ダイオキシン、DDT、界面活性剤、合成着色料など
必要以上に忌み嫌われている化学物質について
平易に書かれてある。


そうなのかということのオンパレード。
ぼく自身、いかにバイアスがかかっているかが、よーくわかった。


「単純な理論には罠がある」

化学物質と聞けば「袈裟まで憎し」。
化学的根拠ではなく一種の感情論みたいなもので
一刀両断する。

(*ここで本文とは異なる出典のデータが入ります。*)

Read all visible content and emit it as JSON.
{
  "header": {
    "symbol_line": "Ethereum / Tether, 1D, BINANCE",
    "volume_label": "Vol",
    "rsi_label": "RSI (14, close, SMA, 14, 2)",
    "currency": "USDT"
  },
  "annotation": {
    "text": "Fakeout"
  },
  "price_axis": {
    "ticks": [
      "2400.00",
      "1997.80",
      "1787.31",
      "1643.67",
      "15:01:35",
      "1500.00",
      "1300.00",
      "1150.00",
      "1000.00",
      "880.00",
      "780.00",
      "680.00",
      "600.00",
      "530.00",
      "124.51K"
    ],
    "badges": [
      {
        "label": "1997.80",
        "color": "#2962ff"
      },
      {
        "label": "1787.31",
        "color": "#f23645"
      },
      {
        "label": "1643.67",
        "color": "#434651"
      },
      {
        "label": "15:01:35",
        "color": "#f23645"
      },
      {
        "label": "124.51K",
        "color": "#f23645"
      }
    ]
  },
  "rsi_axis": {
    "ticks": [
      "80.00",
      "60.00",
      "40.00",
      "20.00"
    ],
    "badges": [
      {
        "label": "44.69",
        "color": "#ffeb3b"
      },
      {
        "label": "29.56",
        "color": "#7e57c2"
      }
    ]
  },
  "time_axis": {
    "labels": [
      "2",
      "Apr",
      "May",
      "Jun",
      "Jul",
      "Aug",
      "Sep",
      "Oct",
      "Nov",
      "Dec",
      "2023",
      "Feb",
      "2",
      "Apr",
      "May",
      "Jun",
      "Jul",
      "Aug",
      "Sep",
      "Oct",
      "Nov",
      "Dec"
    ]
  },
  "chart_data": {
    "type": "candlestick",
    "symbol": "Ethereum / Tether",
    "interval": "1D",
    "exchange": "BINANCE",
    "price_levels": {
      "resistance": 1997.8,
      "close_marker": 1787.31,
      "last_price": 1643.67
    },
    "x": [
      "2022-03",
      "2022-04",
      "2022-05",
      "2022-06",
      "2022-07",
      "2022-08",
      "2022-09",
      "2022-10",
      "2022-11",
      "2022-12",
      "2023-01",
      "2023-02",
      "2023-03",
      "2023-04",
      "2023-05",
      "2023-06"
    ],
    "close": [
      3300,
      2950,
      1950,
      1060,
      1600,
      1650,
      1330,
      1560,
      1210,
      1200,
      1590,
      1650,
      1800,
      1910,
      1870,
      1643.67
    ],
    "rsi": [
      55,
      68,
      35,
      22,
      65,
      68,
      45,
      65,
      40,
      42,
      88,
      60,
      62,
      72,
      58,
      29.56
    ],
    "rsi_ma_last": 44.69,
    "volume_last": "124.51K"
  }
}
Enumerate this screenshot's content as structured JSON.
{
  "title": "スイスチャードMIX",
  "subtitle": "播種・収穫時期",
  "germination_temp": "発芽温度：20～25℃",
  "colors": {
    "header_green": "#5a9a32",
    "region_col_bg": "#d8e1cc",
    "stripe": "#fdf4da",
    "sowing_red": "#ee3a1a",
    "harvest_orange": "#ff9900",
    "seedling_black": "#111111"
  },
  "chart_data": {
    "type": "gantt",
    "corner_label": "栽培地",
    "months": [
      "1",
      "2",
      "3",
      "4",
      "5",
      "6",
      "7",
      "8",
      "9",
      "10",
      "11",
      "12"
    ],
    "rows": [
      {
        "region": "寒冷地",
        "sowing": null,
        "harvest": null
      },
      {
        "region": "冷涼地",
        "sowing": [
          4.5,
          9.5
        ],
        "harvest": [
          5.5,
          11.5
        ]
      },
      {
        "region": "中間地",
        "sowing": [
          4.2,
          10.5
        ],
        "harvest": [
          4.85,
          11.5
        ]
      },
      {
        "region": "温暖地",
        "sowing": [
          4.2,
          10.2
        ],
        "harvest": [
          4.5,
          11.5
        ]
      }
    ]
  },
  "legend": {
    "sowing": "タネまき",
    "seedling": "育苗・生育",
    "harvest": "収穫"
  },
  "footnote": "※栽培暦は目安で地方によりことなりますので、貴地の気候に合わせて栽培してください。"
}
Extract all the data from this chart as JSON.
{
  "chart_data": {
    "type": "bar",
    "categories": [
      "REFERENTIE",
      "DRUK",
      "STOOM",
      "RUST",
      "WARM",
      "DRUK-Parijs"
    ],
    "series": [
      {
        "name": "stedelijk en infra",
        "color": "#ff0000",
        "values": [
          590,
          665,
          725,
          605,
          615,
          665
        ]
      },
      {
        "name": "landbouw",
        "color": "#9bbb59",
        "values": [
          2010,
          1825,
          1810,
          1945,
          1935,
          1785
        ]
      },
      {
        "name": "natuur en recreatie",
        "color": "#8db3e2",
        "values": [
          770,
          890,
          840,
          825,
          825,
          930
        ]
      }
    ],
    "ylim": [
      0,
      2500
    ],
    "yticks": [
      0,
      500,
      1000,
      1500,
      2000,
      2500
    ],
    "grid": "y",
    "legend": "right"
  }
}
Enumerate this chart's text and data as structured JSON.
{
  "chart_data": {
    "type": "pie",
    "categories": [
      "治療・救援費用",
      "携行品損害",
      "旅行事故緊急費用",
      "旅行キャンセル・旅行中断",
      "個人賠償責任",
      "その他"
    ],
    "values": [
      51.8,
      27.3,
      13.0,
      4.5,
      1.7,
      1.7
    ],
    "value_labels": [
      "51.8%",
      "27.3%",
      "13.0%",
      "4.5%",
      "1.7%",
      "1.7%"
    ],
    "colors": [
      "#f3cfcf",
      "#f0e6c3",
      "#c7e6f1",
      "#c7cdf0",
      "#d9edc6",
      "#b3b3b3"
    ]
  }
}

それが、「単純な理論」。


Twitter馴れした人たちは、ますます、そうなってしまうかも。


別に化学物質を手放しで礼賛しているわけじゃない。
きちんとこう述べている。

「化学が生み出した物質が人体にダメージを与えていることは
事実で、その対策を立てるのは現代の化学に課された大きな義務でしょう。
化学が環境を痛めつけてきたのは残念ながら事実ですが、
これに立ち向かうことができる唯一の学問もまた化学だけです」


毒と薬は、どうやら紙一重みたいで、
天然ものとて健康に良くない成分も含まれているとか。
そりゃそうだろうな。


悪名高きサリドマイドも、
今や「リウマチ、エイズ、ガン」の薬として復活しているそうだ。
このように毀誉褒貶も激しく、
まさに化(ば)け学なのだ。


自然物質、天然物質がいい役で、化学物質が悪役となりがちだが、
悪役を演じる人の方が、存外、いい人が多いそうだ。
というきわめて非化学的な一文を締めの言葉とする。